Giant meatball with woolly mammoth DNA unveiled by cultured meat startup

A giant meatball made from flesh cultivated using the DNA of an extinct woolly mammoth was unveiled on Tuesday at Nemo, a science museum in the Netherlands.

The meatball was created by Australian cultured meat company Vow, which — promising this was not an April Fools’ joke — said it wanted to get people talking about cultured meat, calling it a more sustainable alternative for real meat.

“We wanted to create something that was totally different from anything you can get now,” Vow founder Tim Noakesmith told Reuters. He said that an additional reason for choosing mammoth is that scientists believe that the animal’s extinction was caused by climate change.

The meatball was made of sheep cells inserted with a singular mammoth gene called myoglobin.
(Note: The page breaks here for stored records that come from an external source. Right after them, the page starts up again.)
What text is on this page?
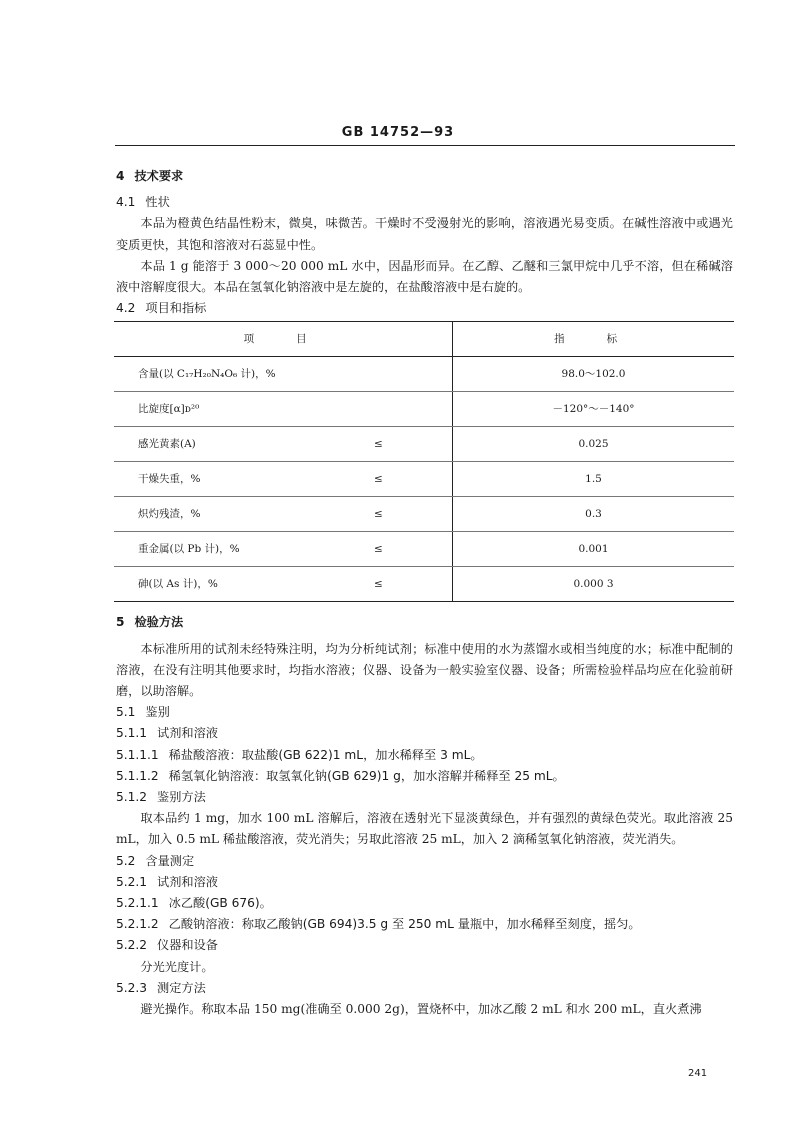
GB 14752—93
4 技术要求
4.1 性状
本品为橙黄色结晶性粉末，微臭，味微苦。干燥时不受漫射光的影响，溶液遇光易变质。在碱性溶液中或遇光变质更快，其饱和溶液对石蕊显中性。
本品 1 g 能溶于 3 000～20 000 mL 水中，因晶形而异。在乙醇、乙醚和三氯甲烷中几乎不溶，但在稀碱溶液中溶解度很大。本品在氢氧化钠溶液中是左旋的，在盐酸溶液中是右旋的。
4.2 项目和指标
项　目		指　标
含量(以 C₁₇H₂₀N₄O₆ 计)，%		98.0～102.0
比旋度[α]ᴅ²⁰		－120°～－140°
感光黄素(A)	≤	0.025
干燥失重，%	≤	1.5
炽灼残渣，%	≤	0.3
重金属(以 Pb 计)，%	≤	0.001
砷(以 As 计)，%	≤	0.000 3
5 检验方法
本标准所用的试剂未经特殊注明，均为分析纯试剂；标准中使用的水为蒸馏水或相当纯度的水；标准中配制的溶液，在没有注明其他要求时，均指水溶液；仪器、设备为一般实验室仪器、设备；所需检验样品均应在化验前研磨，以助溶解。
5.1 鉴别
5.1.1 试剂和溶液
5.1.1.1 稀盐酸溶液：取盐酸(GB 622)1 mL，加水稀释至 3 mL。
5.1.1.2 稀氢氧化钠溶液：取氢氧化钠(GB 629)1 g，加水溶解并稀释至 25 mL。
5.1.2 鉴别方法
取本品约 1 mg，加水 100 mL 溶解后，溶液在透射光下显淡黄绿色，并有强烈的黄绿色荧光。取此溶液 25 mL，加入 0.5 mL 稀盐酸溶液，荧光消失；另取此溶液 25 mL，加入 2 滴稀氢氧化钠溶液，荧光消失。
5.2 含量测定
5.2.1 试剂和溶液
5.2.1.1 冰乙酸(GB 676)。
5.2.1.2 乙酸钠溶液：称取乙酸钠(GB 694)3.5 g 至 250 mL 量瓶中，加水稀释至刻度，摇匀。
5.2.2 仪器和设备
分光光度计。
5.2.3 测定方法
避光操作。称取本品 150 mg(准确至 0.000 2g)，置烧杯中，加冰乙酸 2 mL 和水 200 mL，直火煮沸
241
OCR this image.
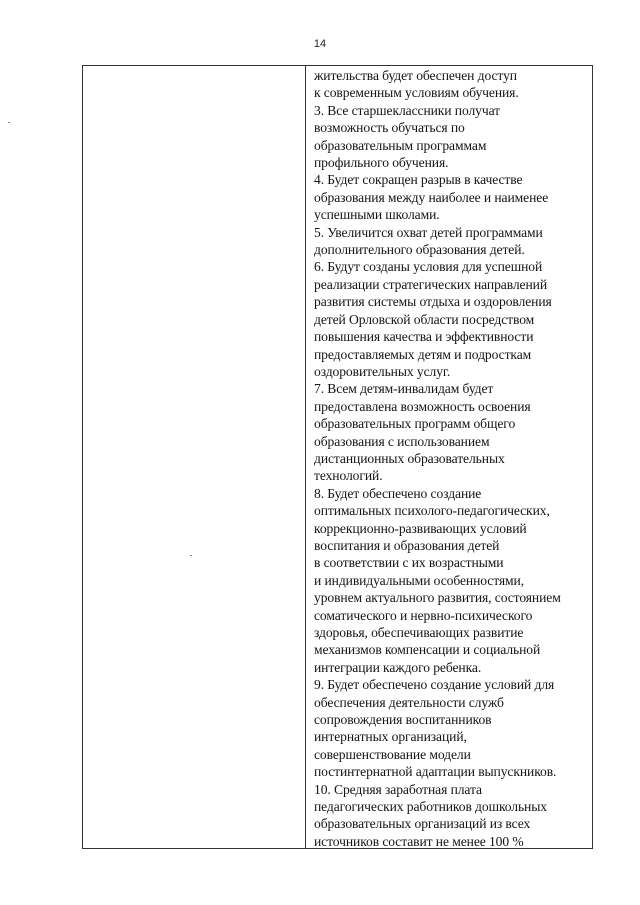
14
жительства будет обеспечен доступ
к современным условиям обучения.
3. Все старшеклассники получат
возможность обучаться по
образовательным программам
профильного обучения.
4. Будет сокращен разрыв в качестве
образования между наиболее и наименее
успешными школами.
5. Увеличится охват детей программами
дополнительного образования детей.
6. Будут созданы условия для успешной
реализации стратегических направлений
развития системы отдыха и оздоровления
детей Орловской области посредством
повышения качества и эффективности
предоставляемых детям и подросткам
оздоровительных услуг.
7. Всем детям-инвалидам будет
предоставлена возможность освоения
образовательных программ общего
образования с использованием
дистанционных образовательных
технологий.
8. Будет обеспечено создание
оптимальных психолого-педагогических,
коррекционно-развивающих условий
воспитания и образования детей
в соответствии с их возрастными
и индивидуальными особенностями,
уровнем актуального развития, состоянием
соматического и нервно-психического
здоровья, обеспечивающих развитие
механизмов компенсации и социальной
интеграции каждого ребенка.
9. Будет обеспечено создание условий для
обеспечения деятельности служб
сопровождения воспитанников
интернатных организаций,
совершенствование модели
постинтернатной адаптации выпускников.
10. Средняя заработная плата
педагогических работников дошкольных
образовательных организаций из всех
источников составит не менее 100 %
“When it comes to meat, myoglobin is responsible for the aroma, the colour and the taste,” James Ryall, Vow’s chief scientific officer, explained.

Just don’t eat it

Since the mammoth’s DNA sequence obtained by Vow had a few gaps, African elephant DNA was inserted to complete it.

“Much like they do in the movie Jurassic Park,” Ryall said, stressing the biggest difference is that they were not creating actual animals.
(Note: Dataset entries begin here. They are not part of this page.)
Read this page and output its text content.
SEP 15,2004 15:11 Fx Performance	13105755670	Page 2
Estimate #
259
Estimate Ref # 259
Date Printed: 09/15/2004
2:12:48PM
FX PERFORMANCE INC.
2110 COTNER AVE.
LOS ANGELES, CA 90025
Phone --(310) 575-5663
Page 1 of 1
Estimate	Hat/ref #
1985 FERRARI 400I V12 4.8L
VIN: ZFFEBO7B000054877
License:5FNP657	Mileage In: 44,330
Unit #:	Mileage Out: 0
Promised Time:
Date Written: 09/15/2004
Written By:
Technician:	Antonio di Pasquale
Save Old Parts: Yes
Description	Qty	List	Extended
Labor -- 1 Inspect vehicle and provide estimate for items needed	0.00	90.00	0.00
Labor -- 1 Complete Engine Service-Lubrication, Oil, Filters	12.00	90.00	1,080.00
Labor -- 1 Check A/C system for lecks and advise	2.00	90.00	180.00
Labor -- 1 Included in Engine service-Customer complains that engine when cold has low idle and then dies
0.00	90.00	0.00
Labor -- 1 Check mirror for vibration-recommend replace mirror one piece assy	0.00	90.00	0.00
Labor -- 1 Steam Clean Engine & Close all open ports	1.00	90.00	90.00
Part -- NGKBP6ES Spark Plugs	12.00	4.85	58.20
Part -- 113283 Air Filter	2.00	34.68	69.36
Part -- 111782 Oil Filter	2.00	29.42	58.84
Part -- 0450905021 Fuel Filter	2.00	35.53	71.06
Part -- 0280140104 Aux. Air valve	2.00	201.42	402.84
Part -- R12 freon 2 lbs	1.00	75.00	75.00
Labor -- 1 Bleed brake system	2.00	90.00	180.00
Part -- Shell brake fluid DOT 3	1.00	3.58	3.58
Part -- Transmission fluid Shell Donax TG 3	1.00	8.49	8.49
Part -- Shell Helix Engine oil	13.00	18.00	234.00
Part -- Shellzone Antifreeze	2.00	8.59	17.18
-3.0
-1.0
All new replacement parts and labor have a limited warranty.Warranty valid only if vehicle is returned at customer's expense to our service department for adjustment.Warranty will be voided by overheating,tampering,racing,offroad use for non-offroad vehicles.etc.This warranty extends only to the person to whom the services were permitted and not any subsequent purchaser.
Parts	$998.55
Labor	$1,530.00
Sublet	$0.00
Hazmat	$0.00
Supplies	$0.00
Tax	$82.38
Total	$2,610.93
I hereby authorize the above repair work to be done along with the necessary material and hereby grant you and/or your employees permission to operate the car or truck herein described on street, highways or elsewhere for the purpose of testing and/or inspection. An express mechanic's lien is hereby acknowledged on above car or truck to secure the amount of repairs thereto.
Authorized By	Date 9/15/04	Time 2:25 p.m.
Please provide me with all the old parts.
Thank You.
While creating cultured meat usually means using blood of a dead calf, Vow used an alternative, meaning no animals were killed in the making of the mammoth meatball.

The meatball, which has the aroma of crocodile meat, is currently not for consumption.

“Its protein is literally 4,000 years old. We haven’t seen it in a very long time. That means we want to put it through rigorous tests, something that we would do with any product we bring to the market,” Noakesmith said.

Environmental benefits

Cultivated meat could vastly reduce the environmental impact of global meat production in the future. Currently, billions of acres of land are used for agriculture worldwide.

Seren Kell, science and technology manager at Good Food Institute, a non-profit that promotes plant- and cell-based alternatives to animal products, said he hopes the project “will open up new conversations about cultivated meat’s extraordinary potential.”

“By cultivating beef, pork, chicken and seafood, we can have the most impact in terms of reducing emissions from conventional animal agriculture and satisfying growing global demand for meat while meeting our climate targets,” he said.

Vow hopes to put cultured meat on the map in the European Union, a market where such meat as food is not regulated yet.